Hip-hop is now America’s poetry, John McWhorter argues.

Here’s a column by Nicholas Kristof on why Americans are becoming less religious.

Frozen: Whether it’s served flawless as a diamond or in chunky pebbles, ice may be the ultimate luxury.

Jet Ski escape: A Chinese dissident fled the country with a telescope and a compass.

Exclusive invitation: Filmmakers have Cannes. Billionaires have Davos. Economists? They have Jackson Hole.

Lives Lived: During the 800-meter run at the Melbourne Olympics in 1956, a runner suddenly sneaked past Tom Courtney and burst toward the finish line. But Courtney had one last surge in him, lunging forward and winning gold by one-tenth of a second. He died at 90.

Demotion: The San Francisco 49ers announced Trey Lance — the starter heading into last season — as its third-string quarterback yesterday.

Arm fatigue: An ailing Shohei Ohtani left in the first inning of the Angels’ loss.

Suit filed: The former U.S.C. star Reggie Bush sued the N.C.A.A. for defamation, over comments made by a spokesperson in 2021.

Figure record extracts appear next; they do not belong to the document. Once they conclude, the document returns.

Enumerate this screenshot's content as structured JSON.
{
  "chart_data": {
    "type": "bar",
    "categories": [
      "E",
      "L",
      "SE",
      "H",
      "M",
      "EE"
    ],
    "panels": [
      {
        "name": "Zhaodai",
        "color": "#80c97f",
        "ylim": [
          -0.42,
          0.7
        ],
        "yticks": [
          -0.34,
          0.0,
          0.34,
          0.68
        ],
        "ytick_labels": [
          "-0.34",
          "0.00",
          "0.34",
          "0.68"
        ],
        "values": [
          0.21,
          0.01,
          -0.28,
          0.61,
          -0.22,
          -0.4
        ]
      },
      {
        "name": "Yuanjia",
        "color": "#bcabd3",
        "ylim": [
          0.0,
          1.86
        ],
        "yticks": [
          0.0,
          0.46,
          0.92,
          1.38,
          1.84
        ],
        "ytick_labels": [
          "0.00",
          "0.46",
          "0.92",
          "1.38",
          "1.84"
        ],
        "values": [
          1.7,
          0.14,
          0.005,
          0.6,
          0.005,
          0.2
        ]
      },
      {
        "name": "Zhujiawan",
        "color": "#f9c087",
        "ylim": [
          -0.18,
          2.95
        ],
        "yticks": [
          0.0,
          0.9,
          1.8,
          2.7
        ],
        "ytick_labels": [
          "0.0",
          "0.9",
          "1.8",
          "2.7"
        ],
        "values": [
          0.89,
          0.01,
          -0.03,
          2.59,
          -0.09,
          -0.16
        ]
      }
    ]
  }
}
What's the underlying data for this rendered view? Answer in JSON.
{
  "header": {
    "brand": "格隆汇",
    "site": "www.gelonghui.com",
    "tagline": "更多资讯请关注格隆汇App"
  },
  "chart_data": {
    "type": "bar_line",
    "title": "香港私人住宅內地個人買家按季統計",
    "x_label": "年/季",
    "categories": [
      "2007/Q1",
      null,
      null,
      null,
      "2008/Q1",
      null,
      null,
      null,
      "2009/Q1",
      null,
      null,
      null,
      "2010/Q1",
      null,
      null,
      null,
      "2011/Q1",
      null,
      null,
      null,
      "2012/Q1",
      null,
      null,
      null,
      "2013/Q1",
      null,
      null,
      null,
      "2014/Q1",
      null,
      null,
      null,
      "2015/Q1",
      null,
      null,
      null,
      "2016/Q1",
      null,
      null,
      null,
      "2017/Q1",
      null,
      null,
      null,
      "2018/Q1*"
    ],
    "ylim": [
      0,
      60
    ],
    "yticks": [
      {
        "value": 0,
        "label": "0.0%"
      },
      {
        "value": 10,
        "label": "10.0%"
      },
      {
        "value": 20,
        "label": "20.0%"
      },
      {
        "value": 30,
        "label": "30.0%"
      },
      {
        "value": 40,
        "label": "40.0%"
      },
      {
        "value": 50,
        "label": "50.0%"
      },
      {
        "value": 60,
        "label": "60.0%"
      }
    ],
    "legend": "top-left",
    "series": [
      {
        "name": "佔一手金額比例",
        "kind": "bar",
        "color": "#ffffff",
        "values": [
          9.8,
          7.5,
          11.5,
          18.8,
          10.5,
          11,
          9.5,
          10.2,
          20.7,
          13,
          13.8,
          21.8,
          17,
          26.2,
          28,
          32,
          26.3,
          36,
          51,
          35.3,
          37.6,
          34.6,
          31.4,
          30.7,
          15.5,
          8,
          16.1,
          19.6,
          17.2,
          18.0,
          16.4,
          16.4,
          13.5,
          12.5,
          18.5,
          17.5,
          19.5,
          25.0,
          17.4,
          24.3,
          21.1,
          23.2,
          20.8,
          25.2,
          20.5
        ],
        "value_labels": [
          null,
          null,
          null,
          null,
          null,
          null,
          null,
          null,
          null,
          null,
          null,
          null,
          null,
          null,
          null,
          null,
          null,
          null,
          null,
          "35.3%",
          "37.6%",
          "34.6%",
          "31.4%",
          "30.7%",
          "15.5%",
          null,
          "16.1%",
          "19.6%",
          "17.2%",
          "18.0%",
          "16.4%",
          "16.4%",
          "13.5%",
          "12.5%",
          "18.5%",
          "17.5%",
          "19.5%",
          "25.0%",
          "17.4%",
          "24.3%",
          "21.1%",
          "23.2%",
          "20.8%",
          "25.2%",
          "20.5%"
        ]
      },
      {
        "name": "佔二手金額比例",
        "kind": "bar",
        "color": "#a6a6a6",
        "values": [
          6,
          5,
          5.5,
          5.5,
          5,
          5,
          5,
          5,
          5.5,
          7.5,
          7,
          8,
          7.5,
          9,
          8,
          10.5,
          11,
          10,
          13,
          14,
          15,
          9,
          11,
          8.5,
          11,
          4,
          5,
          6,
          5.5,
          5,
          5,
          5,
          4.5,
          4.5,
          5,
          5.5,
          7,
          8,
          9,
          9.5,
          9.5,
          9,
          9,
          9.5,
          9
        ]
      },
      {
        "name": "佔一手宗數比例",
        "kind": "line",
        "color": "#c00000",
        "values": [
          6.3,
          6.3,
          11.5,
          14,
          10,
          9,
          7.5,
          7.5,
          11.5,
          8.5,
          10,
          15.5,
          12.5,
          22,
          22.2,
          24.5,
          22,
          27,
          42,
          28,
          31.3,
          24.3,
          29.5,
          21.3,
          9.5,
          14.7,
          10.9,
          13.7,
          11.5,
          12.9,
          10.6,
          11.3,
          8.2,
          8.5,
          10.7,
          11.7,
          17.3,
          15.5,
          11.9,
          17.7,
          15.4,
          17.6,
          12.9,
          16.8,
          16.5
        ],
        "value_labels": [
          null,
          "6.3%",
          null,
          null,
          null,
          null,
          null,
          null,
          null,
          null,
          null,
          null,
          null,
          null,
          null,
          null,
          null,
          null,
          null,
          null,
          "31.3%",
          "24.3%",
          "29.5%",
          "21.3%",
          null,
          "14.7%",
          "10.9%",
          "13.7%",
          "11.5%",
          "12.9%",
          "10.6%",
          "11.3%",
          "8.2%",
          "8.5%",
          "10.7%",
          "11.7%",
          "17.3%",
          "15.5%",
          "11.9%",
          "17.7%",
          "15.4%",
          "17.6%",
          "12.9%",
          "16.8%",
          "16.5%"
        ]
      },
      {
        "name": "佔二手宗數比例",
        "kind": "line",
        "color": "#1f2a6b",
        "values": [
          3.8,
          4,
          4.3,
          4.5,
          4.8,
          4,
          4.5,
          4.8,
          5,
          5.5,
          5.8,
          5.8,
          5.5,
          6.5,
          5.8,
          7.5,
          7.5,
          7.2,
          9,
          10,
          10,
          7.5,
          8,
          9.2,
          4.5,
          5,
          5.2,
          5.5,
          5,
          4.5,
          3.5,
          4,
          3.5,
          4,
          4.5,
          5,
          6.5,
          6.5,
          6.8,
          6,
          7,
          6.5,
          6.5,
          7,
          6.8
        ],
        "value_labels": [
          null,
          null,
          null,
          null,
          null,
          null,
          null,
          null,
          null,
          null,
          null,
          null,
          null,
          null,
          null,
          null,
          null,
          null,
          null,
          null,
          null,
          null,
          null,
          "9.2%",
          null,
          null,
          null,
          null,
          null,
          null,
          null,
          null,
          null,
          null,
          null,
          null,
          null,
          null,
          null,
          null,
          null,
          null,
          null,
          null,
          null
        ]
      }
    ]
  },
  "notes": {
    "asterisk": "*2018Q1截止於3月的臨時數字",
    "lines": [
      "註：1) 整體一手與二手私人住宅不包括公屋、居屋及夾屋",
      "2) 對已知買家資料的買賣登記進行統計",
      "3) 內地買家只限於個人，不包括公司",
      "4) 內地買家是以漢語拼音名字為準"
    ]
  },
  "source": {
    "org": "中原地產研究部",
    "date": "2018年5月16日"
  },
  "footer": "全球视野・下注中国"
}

War games: During their downtime, Ukrainian soldiers sometimes play the video game World of Tanks on their cellphones. The game, which features virtual tanks destroying each other and has long been popular in Ukraine, may seem like a baffling choice for an actual battlefield. But some soldiers said it helped them disconnect from the realities of war, while others found it soothing to play a game they loved before the fighting began.